Aston Martin DB12 Coupe & Volante


On the launch of the Aston Martin DBX 707 in 2022, a heavily overhauled version of the DBX, we were given the obligatory show-around of the car. All was going well until we got inside and prodded the screen on the dashboard. “Yeah… that’s still not a touchscreen,” came the awkward reply.

However spectacular Aston Martins look, sound and perform, nothing screams ‘old tech’ these days more than a large display screen in the middle of a dashboard that you can’t operate by touch (whether touchscreens are a good thing is another debate, but you get what I mean…). On a car launched in 2022, as the DBX 707 was, and built by a car maker positioning itself at the very top of the industry, it wasn’t really good enough, however fantastic the rest of the car was.

Thankfully, the Aston Martin DB12 does have a touchscreen. The software it runs is not perfect, the fonts are a bit small, and some of the menus are too well hidden.
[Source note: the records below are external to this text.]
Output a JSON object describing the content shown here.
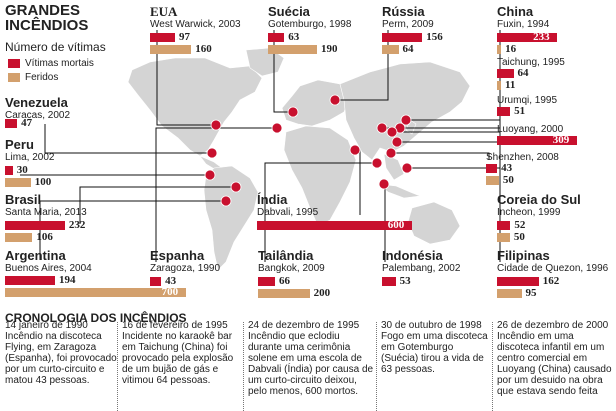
{
  "title": "GRANDES INCÊNDIOS",
  "subtitle": "Número de vítimas",
  "legend": [
    {
      "label": "Vítimas mortais",
      "color": "#c8102e"
    },
    {
      "label": "Feridos",
      "color": "#d3a06d"
    }
  ],
  "chart_data": {
    "type": "bar",
    "series": [
      {
        "name": "Vítimas mortais",
        "color": "#c8102e"
      },
      {
        "name": "Feridos",
        "color": "#d3a06d"
      }
    ],
    "entries": [
      {
        "id": "eua",
        "country": "EUA",
        "place": "West Warwick, 2003",
        "deaths": 97,
        "injured": 160
      },
      {
        "id": "suecia",
        "country": "Suécia",
        "place": "Gotemburgo, 1998",
        "deaths": 63,
        "injured": 190
      },
      {
        "id": "russia",
        "country": "Rússia",
        "place": "Perm, 2009",
        "deaths": 156,
        "injured": 64
      },
      {
        "id": "china",
        "country": "China",
        "place": "Fuxin, 1994",
        "deaths": 233,
        "injured": 16
      },
      {
        "id": "taichung",
        "country": "",
        "place": "Taichung, 1995",
        "deaths": 64,
        "injured": 11
      },
      {
        "id": "urumqi",
        "country": "",
        "place": "Urumqi, 1995",
        "deaths": 51,
        "injured": null
      },
      {
        "id": "luoyang",
        "country": "",
        "place": "Luoyang, 2000",
        "deaths": 309,
        "injured": null
      },
      {
        "id": "shenzhen",
        "country": "",
        "place": "Shenzhen, 2008",
        "deaths": 43,
        "injured": 50
      },
      {
        "id": "venezuela",
        "country": "Venezuela",
        "place": "Caracas, 2002",
        "deaths": 47,
        "injured": null
      },
      {
        "id": "peru",
        "country": "Peru",
        "place": "Lima, 2002",
        "deaths": 30,
        "injured": 100
      },
      {
        "id": "brasil",
        "country": "Brasil",
        "place": "Santa Maria, 2013",
        "deaths": 232,
        "injured": 106
      },
      {
        "id": "argentina",
        "country": "Argentina",
        "place": "Buenos Aires, 2004",
        "deaths": 194,
        "injured": 700
      },
      {
        "id": "espanha",
        "country": "Espanha",
        "place": "Zaragoza, 1990",
        "deaths": 43,
        "injured": null
      },
      {
        "id": "india",
        "country": "Índia",
        "place": "Dabvali, 1995",
        "deaths": 600,
        "injured": null
      },
      {
        "id": "tailandia",
        "country": "Tailândia",
        "place": "Bangkok, 2009",
        "deaths": 66,
        "injured": 200
      },
      {
        "id": "indonesia",
        "country": "Indonésia",
        "place": "Palembang, 2002",
        "deaths": 53,
        "injured": null
      },
      {
        "id": "coreia",
        "country": "Coreia do Sul",
        "place": "Incheon, 1999",
        "deaths": 52,
        "injured": 50
      },
      {
        "id": "filipinas",
        "country": "Filipinas",
        "place": "Cidade de Quezon, 1996",
        "deaths": 162,
        "injured": 95
      }
    ]
  },
  "chronology": {
    "title": "CRONOLOGIA DOS INCÊNDIOS",
    "items": [
      {
        "date": "14 janeiro de 1990",
        "text": "Incêndio na discoteca Flying, em Zaragoza (Espanha), foi provocado por um curto-circuito e matou 43 pessoas."
      },
      {
        "date": "16 de fevereiro de 1995",
        "text": "Incidente no karaokê bar em Taichung (China) foi provocado pela explosão de um bujão de gás e vitimou 64 pessoas."
      },
      {
        "date": "24 de dezembro de 1995",
        "text": "Incêndio que eclodiu durante uma cerimônia solene em uma escola de Dabvali (Índia) por causa de um curto-circuito deixou, pelo menos, 600 mortos."
      },
      {
        "date": "30 de outubro de 1998",
        "text": "Fogo em uma discoteca em Gotemburgo (Suécia) tirou a vida de 63 pessoas."
      },
      {
        "date": "26 de dezembro de 2000",
        "text": "Incêndio em uma discoteca infantil em um centro comercial em Luoyang (China) causado por um desuido na obra que estava sendo feita"
      }
    ]
  }
}
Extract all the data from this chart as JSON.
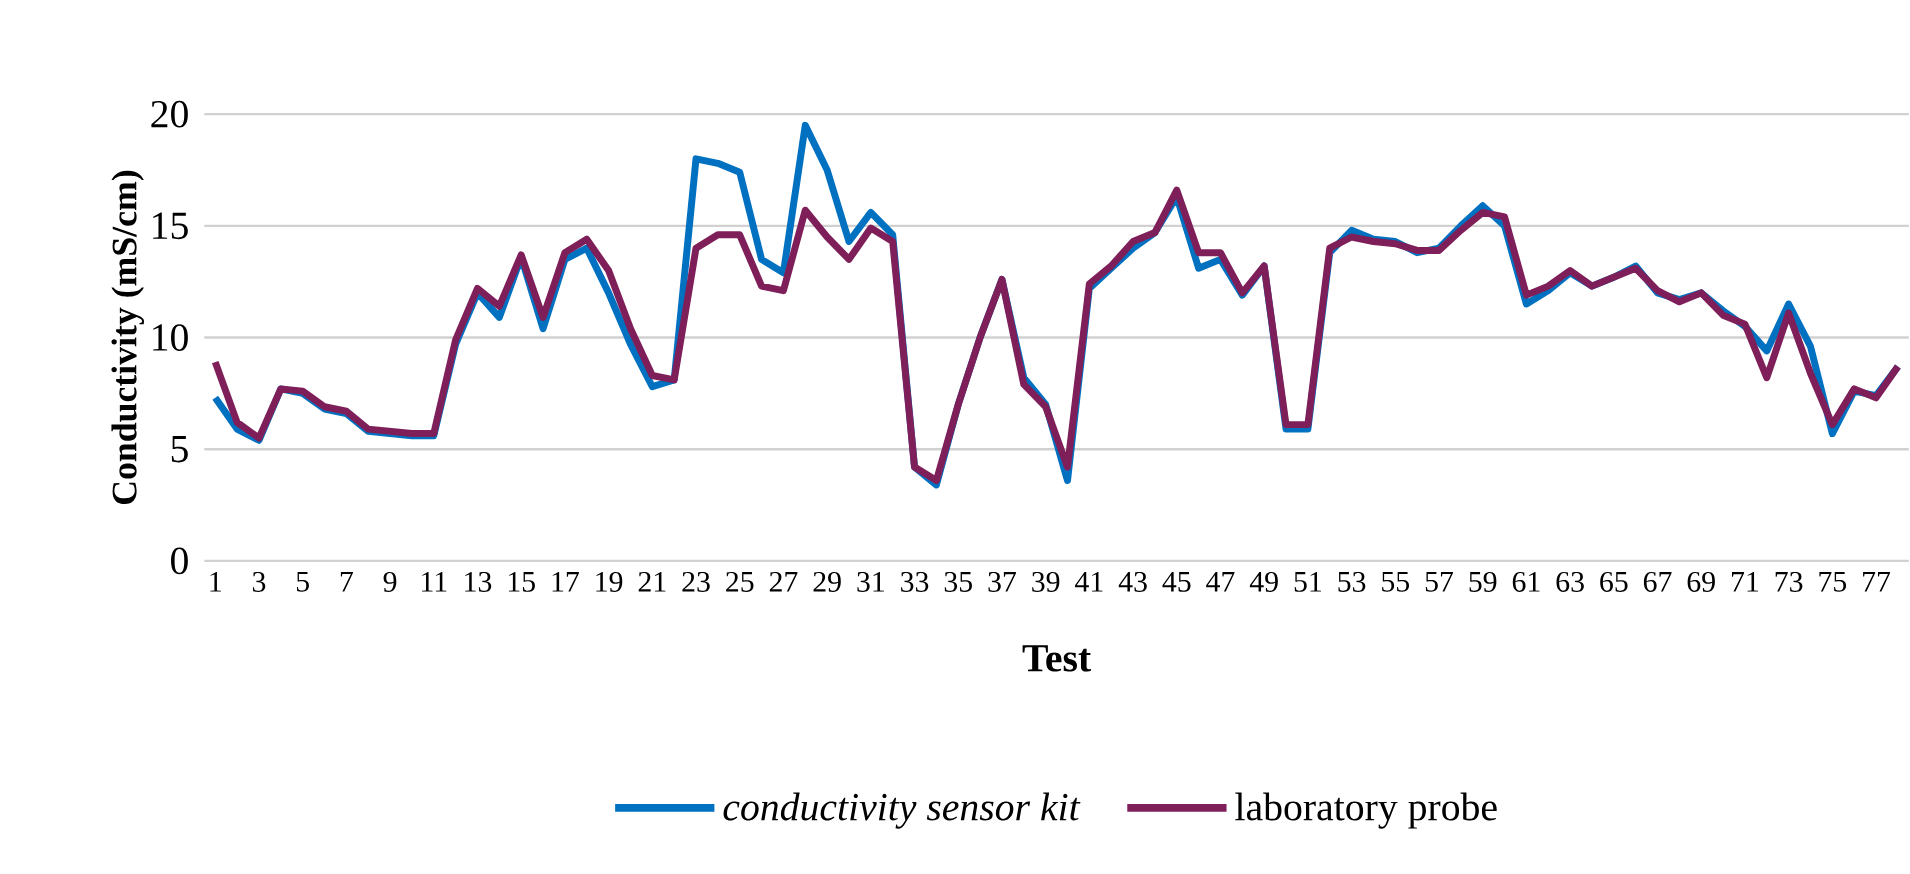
{
  "chart_data": {
    "type": "line",
    "xlabel": "Test",
    "ylabel": "Conductivity (mS/cm)",
    "categories": [
      "1",
      null,
      "3",
      null,
      "5",
      null,
      "7",
      null,
      "9",
      null,
      "11",
      null,
      "13",
      null,
      "15",
      null,
      "17",
      null,
      "19",
      null,
      "21",
      null,
      "23",
      null,
      "25",
      null,
      "27",
      null,
      "29",
      null,
      "31",
      null,
      "33",
      null,
      "35",
      null,
      "37",
      null,
      "39",
      null,
      "41",
      null,
      "43",
      null,
      "45",
      null,
      "47",
      null,
      "49",
      null,
      "51",
      null,
      "53",
      null,
      "55",
      null,
      "57",
      null,
      "59",
      null,
      "61",
      null,
      "63",
      null,
      "65",
      null,
      "67",
      null,
      "69",
      null,
      "71",
      null,
      "73",
      null,
      "75",
      null,
      "77",
      null
    ],
    "series": [
      {
        "name": "conductivity sensor kit",
        "color": "#0070c0",
        "values": [
          7.3,
          5.9,
          5.4,
          7.7,
          7.5,
          6.8,
          6.6,
          5.8,
          5.7,
          5.6,
          5.6,
          9.7,
          12.0,
          10.9,
          13.6,
          10.4,
          13.5,
          14.0,
          12.0,
          9.7,
          7.8,
          8.1,
          18.0,
          17.8,
          17.4,
          13.5,
          12.9,
          19.5,
          17.5,
          14.3,
          15.6,
          14.6,
          4.2,
          3.4,
          7.0,
          10.0,
          12.6,
          8.2,
          7.0,
          3.6,
          12.2,
          13.1,
          14.0,
          14.7,
          16.3,
          13.1,
          13.5,
          11.9,
          13.2,
          5.9,
          5.9,
          13.8,
          14.8,
          14.4,
          14.3,
          13.8,
          14.0,
          15.0,
          15.9,
          15.0,
          11.5,
          12.1,
          12.9,
          12.3,
          12.7,
          13.2,
          12.0,
          11.7,
          12.0,
          11.2,
          10.5,
          9.4,
          11.5,
          9.6,
          5.7,
          7.6,
          7.4,
          8.7
        ]
      },
      {
        "name": "laboratory probe",
        "color": "#7f1f5a",
        "values": [
          8.9,
          6.2,
          5.5,
          7.7,
          7.6,
          6.9,
          6.7,
          5.9,
          5.8,
          5.7,
          5.7,
          9.9,
          12.2,
          11.4,
          13.7,
          10.9,
          13.8,
          14.4,
          13.0,
          10.4,
          8.3,
          8.1,
          14.0,
          14.6,
          14.6,
          12.3,
          12.1,
          15.7,
          14.5,
          13.5,
          14.9,
          14.3,
          4.2,
          3.6,
          7.0,
          10.0,
          12.6,
          7.9,
          6.9,
          4.2,
          12.4,
          13.2,
          14.3,
          14.7,
          16.6,
          13.8,
          13.8,
          12.0,
          13.2,
          6.1,
          6.1,
          14.0,
          14.5,
          14.3,
          14.2,
          13.9,
          13.9,
          14.8,
          15.6,
          15.4,
          11.9,
          12.3,
          13.0,
          12.3,
          12.7,
          13.1,
          12.1,
          11.6,
          12.0,
          11.0,
          10.6,
          8.2,
          11.1,
          8.4,
          6.1,
          7.7,
          7.3,
          8.7
        ]
      }
    ],
    "ylim": [
      0,
      20
    ],
    "yticks": [
      0,
      5,
      10,
      15,
      20
    ],
    "grid": "y",
    "legend": "bottom",
    "marker": "none",
    "line_style": "solid"
  }
}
But of much bigger significance is the fact that the screen exists at all; that you can prod it with your fingers; and that the software is all of Aston’s own design rather than being a Mercedes hand-me-down.

You can tell this is Aston’s first proper go at designing its own modern touchscreen interface, because it’s working through a few beginners’ mistakes. Some of the menu icons are too small to easily hit with an outstretched arm, for instance. There’s no physical cursor controller either on wheel or centre console, so no option but to reach for those fiddly icons; the software’s a bit glitchy and vulnerable to crashing; and the navigation is missing a couple of display modes. Oh, and the screen as a whole gets quite hot when it’s been on for an hour or so – which makes holding your fingertip to it, to move the map around or scroll down on a menu, a little unpleasant. 

Still, all are things that can be fixed with updated software (what an old chestnut that’s becoming), and this wouldn’t feel like a new Aston Martin if it hadn’t been launched with some ‘areas for improvement’.

After a day of familiarity, not all of the controls were falling easily to hand. But credit to Aston for not putting every control on the touchscreen. This has the feel of a first-generation layout in the way physical and digital controls mix. Further usability refinements are to come, though, with seven more front-engined sports cars, including derivatives, to follow the DB12 over the next two years.

The cabin’s other main area of progress, meanwhile, is undoubtedly its material quality, which is now on a par with Bentley’s in places and well beyond that of a Ferrari. There’s a chunky engine start button, with a rotating collar around it for juggling driving modes, which both feel expensive to the touch – as do the knurled-metal roller toggles for heater temperature and audio volume control. There’s now in places the look and feel of a high-end, military-chic watch about the DB12’s cabin. 

There’s plenty of room in the car, decent storage and usable occasional back seats. The DB12 isn’t quite as large as some two-plus-two luxury coupés, nor is its cabin quite as roomy – although there’s plenty of room up front, so you don’t feel too intimately acquainted with your passenger and you don’t bang elbows across the centre console, while kids of up to about the age of 12 could comfortably travel in the back seats.